Sunday, March 20, 2016

Book Notes — The Bangkok Asset: The Darkness Before The Night


There are places, then there are places.  I felt San Francisco at nearly every nerve ending.  It was sensuous, inspiring, lustful, sometimes frightening, always surprising.  Until a few years ago, I felt most alive in the city by the Bay.  There are cities where I feel a certain kinship. New Orleans is one. Marrakesh is another. Palm Springs, where I live now, is pleasant enough.  Beautiful even. Mountains, palms, lots of colorful flowers. But it seems like a place that’s been decorated, scrubbed and vacuumed. I don’t mind dying here if that’s how it works out.  But Bangkok is the love that got away.

Fortunately, we have a few authors to give me exciting, vicarious glimpses into the life of my lost love. But first a few qualifiers to my otherwise worshipful view of Thailand’s capital. As cities go, Bangkok is not particularly pretty. The skyline was frumpy the last time I saw it. High rises appeared to have been abandoned before they were completed, hanging like bare-boned skeletons in a crowd of gaudy onlookers. The air is often noxious from carbon monoxide and the streets, after a serious rain, are ankle deep in what we hope is only water.

However, the constant reminder of death makes life more vivid there. The sweet acceptance of reality in all its forms and with all its struggles seems noble, heroic. From what I’ve seen and read, I cannot help but think the Thais are wiser and, in their profound understanding, more beautiful. There is a price to be paid.

That’s where author John Burdett comes in. His Bangkok covers the spectrum of humanity. It is full of spirits – good and evil — the frailties of human nature, the fullness of the seven deadly sins, the haunting of, or by` the past and, now, with The Bangkok Asset, deadly warnings from the future. It is, intended or not, an indictment of capitalism and its potential to usher in of a new form of fascism and should be of current interest.

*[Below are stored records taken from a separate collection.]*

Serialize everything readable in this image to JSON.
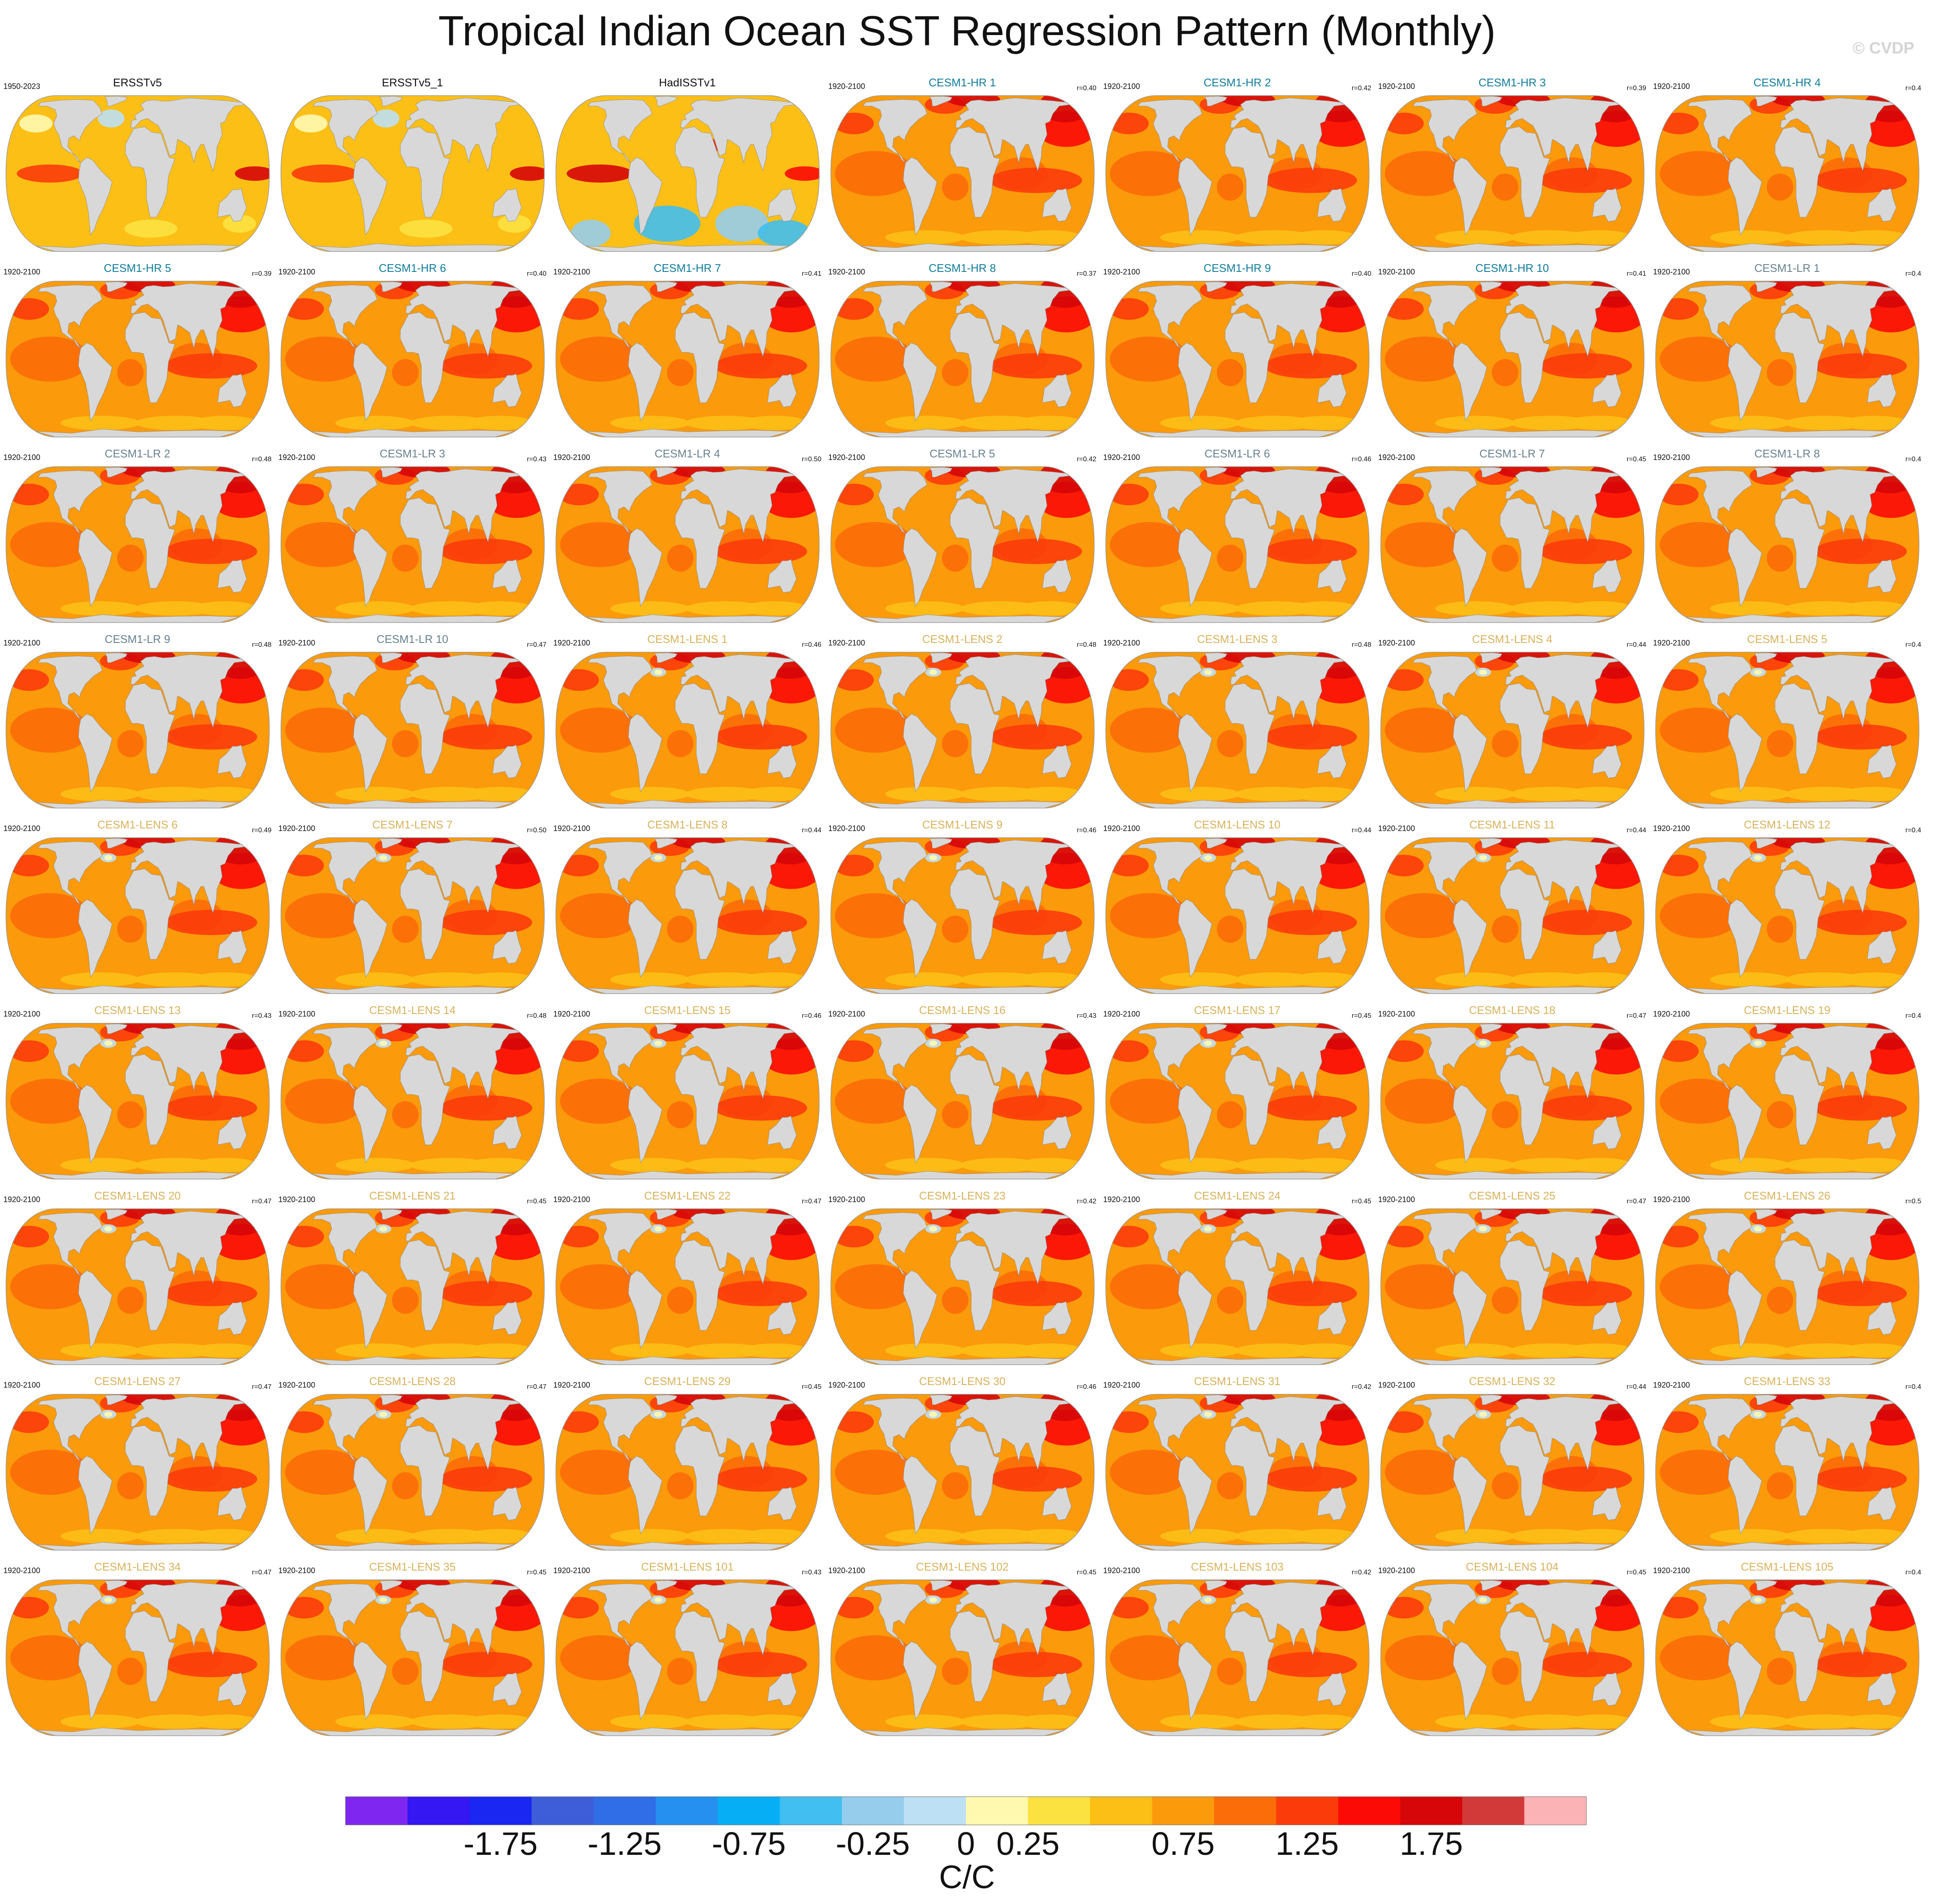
{
  "title": "Tropical Indian Ocean SST Regression Pattern (Monthly)",
  "watermark": "© CVDP",
  "colorbar": {
    "unit": "C/C",
    "tick_labels": [
      "-1.75",
      "-1.25",
      "-0.75",
      "-0.25",
      "0",
      "0.25",
      "0.75",
      "1.25",
      "1.75"
    ],
    "colors": [
      "#7f27f0",
      "#3417f2",
      "#1a26f2",
      "#3d5ed8",
      "#2f6ee6",
      "#2590f0",
      "#06aef5",
      "#40bff0",
      "#96cdec",
      "#bde0f5",
      "#fff9b0",
      "#fce240",
      "#fcbf16",
      "#fb9a0b",
      "#fb6d08",
      "#fb3c0a",
      "#fb0a06",
      "#d60609",
      "#d23a3a",
      "#fcb3b6"
    ]
  },
  "colors": {
    "obs_title": "#111111",
    "hr_title": "#0f7c9b",
    "lr_title": "#67818f",
    "lens_title": "#d9b25b",
    "land": "#d8d8d8"
  },
  "panels": [
    {
      "title": "ERSSTv5",
      "group": "obs",
      "years": "1950-2023",
      "r": ""
    },
    {
      "title": "ERSSTv5_1",
      "group": "obs",
      "years": "",
      "r": ""
    },
    {
      "title": "HadISSTv1",
      "group": "obs",
      "years": "",
      "r": ""
    },
    {
      "title": "CESM1-HR 1",
      "group": "hr",
      "years": "1920-2100",
      "r": "r=0.40"
    },
    {
      "title": "CESM1-HR 2",
      "group": "hr",
      "years": "1920-2100",
      "r": "r=0.42"
    },
    {
      "title": "CESM1-HR 3",
      "group": "hr",
      "years": "1920-2100",
      "r": "r=0.39"
    },
    {
      "title": "CESM1-HR 4",
      "group": "hr",
      "years": "1920-2100",
      "r": "r=0.4"
    },
    {
      "title": "CESM1-HR 5",
      "group": "hr",
      "years": "1920-2100",
      "r": "r=0.39"
    },
    {
      "title": "CESM1-HR 6",
      "group": "hr",
      "years": "1920-2100",
      "r": "r=0.40"
    },
    {
      "title": "CESM1-HR 7",
      "group": "hr",
      "years": "1920-2100",
      "r": "r=0.41"
    },
    {
      "title": "CESM1-HR 8",
      "group": "hr",
      "years": "1920-2100",
      "r": "r=0.37"
    },
    {
      "title": "CESM1-HR 9",
      "group": "hr",
      "years": "1920-2100",
      "r": "r=0.40"
    },
    {
      "title": "CESM1-HR 10",
      "group": "hr",
      "years": "1920-2100",
      "r": "r=0.41"
    },
    {
      "title": "CESM1-LR 1",
      "group": "lr",
      "years": "1920-2100",
      "r": "r=0.4"
    },
    {
      "title": "CESM1-LR 2",
      "group": "lr",
      "years": "1920-2100",
      "r": "r=0.48"
    },
    {
      "title": "CESM1-LR 3",
      "group": "lr",
      "years": "1920-2100",
      "r": "r=0.43"
    },
    {
      "title": "CESM1-LR 4",
      "group": "lr",
      "years": "1920-2100",
      "r": "r=0.50"
    },
    {
      "title": "CESM1-LR 5",
      "group": "lr",
      "years": "1920-2100",
      "r": "r=0.42"
    },
    {
      "title": "CESM1-LR 6",
      "group": "lr",
      "years": "1920-2100",
      "r": "r=0.46"
    },
    {
      "title": "CESM1-LR 7",
      "group": "lr",
      "years": "1920-2100",
      "r": "r=0.45"
    },
    {
      "title": "CESM1-LR 8",
      "group": "lr",
      "years": "1920-2100",
      "r": "r=0.4"
    },
    {
      "title": "CESM1-LR 9",
      "group": "lr",
      "years": "1920-2100",
      "r": "r=0.48"
    },
    {
      "title": "CESM1-LR 10",
      "group": "lr",
      "years": "1920-2100",
      "r": "r=0.47"
    },
    {
      "title": "CESM1-LENS 1",
      "group": "lens",
      "years": "1920-2100",
      "r": "r=0.46"
    },
    {
      "title": "CESM1-LENS 2",
      "group": "lens",
      "years": "1920-2100",
      "r": "r=0.48"
    },
    {
      "title": "CESM1-LENS 3",
      "group": "lens",
      "years": "1920-2100",
      "r": "r=0.48"
    },
    {
      "title": "CESM1-LENS 4",
      "group": "lens",
      "years": "1920-2100",
      "r": "r=0.44"
    },
    {
      "title": "CESM1-LENS 5",
      "group": "lens",
      "years": "1920-2100",
      "r": "r=0.4"
    },
    {
      "title": "CESM1-LENS 6",
      "group": "lens",
      "years": "1920-2100",
      "r": "r=0.49"
    },
    {
      "title": "CESM1-LENS 7",
      "group": "lens",
      "years": "1920-2100",
      "r": "r=0.50"
    },
    {
      "title": "CESM1-LENS 8",
      "group": "lens",
      "years": "1920-2100",
      "r": "r=0.44"
    },
    {
      "title": "CESM1-LENS 9",
      "group": "lens",
      "years": "1920-2100",
      "r": "r=0.46"
    },
    {
      "title": "CESM1-LENS 10",
      "group": "lens",
      "years": "1920-2100",
      "r": "r=0.44"
    },
    {
      "title": "CESM1-LENS 11",
      "group": "lens",
      "years": "1920-2100",
      "r": "r=0.44"
    },
    {
      "title": "CESM1-LENS 12",
      "group": "lens",
      "years": "1920-2100",
      "r": "r=0.4"
    },
    {
      "title": "CESM1-LENS 13",
      "group": "lens",
      "years": "1920-2100",
      "r": "r=0.43"
    },
    {
      "title": "CESM1-LENS 14",
      "group": "lens",
      "years": "1920-2100",
      "r": "r=0.48"
    },
    {
      "title": "CESM1-LENS 15",
      "group": "lens",
      "years": "1920-2100",
      "r": "r=0.46"
    },
    {
      "title": "CESM1-LENS 16",
      "group": "lens",
      "years": "1920-2100",
      "r": "r=0.43"
    },
    {
      "title": "CESM1-LENS 17",
      "group": "lens",
      "years": "1920-2100",
      "r": "r=0.45"
    },
    {
      "title": "CESM1-LENS 18",
      "group": "lens",
      "years": "1920-2100",
      "r": "r=0.47"
    },
    {
      "title": "CESM1-LENS 19",
      "group": "lens",
      "years": "1920-2100",
      "r": "r=0.4"
    },
    {
      "title": "CESM1-LENS 20",
      "group": "lens",
      "years": "1920-2100",
      "r": "r=0.47"
    },
    {
      "title": "CESM1-LENS 21",
      "group": "lens",
      "years": "1920-2100",
      "r": "r=0.45"
    },
    {
      "title": "CESM1-LENS 22",
      "group": "lens",
      "years": "1920-2100",
      "r": "r=0.47"
    },
    {
      "title": "CESM1-LENS 23",
      "group": "lens",
      "years": "1920-2100",
      "r": "r=0.42"
    },
    {
      "title": "CESM1-LENS 24",
      "group": "lens",
      "years": "1920-2100",
      "r": "r=0.45"
    },
    {
      "title": "CESM1-LENS 25",
      "group": "lens",
      "years": "1920-2100",
      "r": "r=0.47"
    },
    {
      "title": "CESM1-LENS 26",
      "group": "lens",
      "years": "1920-2100",
      "r": "r=0.5"
    },
    {
      "title": "CESM1-LENS 27",
      "group": "lens",
      "years": "1920-2100",
      "r": "r=0.47"
    },
    {
      "title": "CESM1-LENS 28",
      "group": "lens",
      "years": "1920-2100",
      "r": "r=0.47"
    },
    {
      "title": "CESM1-LENS 29",
      "group": "lens",
      "years": "1920-2100",
      "r": "r=0.45"
    },
    {
      "title": "CESM1-LENS 30",
      "group": "lens",
      "years": "1920-2100",
      "r": "r=0.46"
    },
    {
      "title": "CESM1-LENS 31",
      "group": "lens",
      "years": "1920-2100",
      "r": "r=0.42"
    },
    {
      "title": "CESM1-LENS 32",
      "group": "lens",
      "years": "1920-2100",
      "r": "r=0.44"
    },
    {
      "title": "CESM1-LENS 33",
      "group": "lens",
      "years": "1920-2100",
      "r": "r=0.4"
    },
    {
      "title": "CESM1-LENS 34",
      "group": "lens",
      "years": "1920-2100",
      "r": "r=0.47"
    },
    {
      "title": "CESM1-LENS 35",
      "group": "lens",
      "years": "1920-2100",
      "r": "r=0.45"
    },
    {
      "title": "CESM1-LENS 101",
      "group": "lens",
      "years": "1920-2100",
      "r": "r=0.43"
    },
    {
      "title": "CESM1-LENS 102",
      "group": "lens",
      "years": "1920-2100",
      "r": "r=0.45"
    },
    {
      "title": "CESM1-LENS 103",
      "group": "lens",
      "years": "1920-2100",
      "r": "r=0.42"
    },
    {
      "title": "CESM1-LENS 104",
      "group": "lens",
      "years": "1920-2100",
      "r": "r=0.45"
    },
    {
      "title": "CESM1-LENS 105",
      "group": "lens",
      "years": "1920-2100",
      "r": "r=0.4"
    }
  ]
}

This high biotech product — a transhuman — is the seed of a self-sustaining, self-developing, powerful, masterful, ever expanding Army. To counter this massive and ominous threat to our freedom, if not existence itself, Burdett has placed my favorite protagonist, the infinitely vulnerable, all-too-human Thai cop, Sonchai, who is already involved in a personal mystery — the identity of his father.

What’s so good about Burdett is that despite the temptation to make this a high-concept piece, he keeps us grounded in the story and  in its meaning, but most of all in Bangkok. In some ways, all of this could only happen here.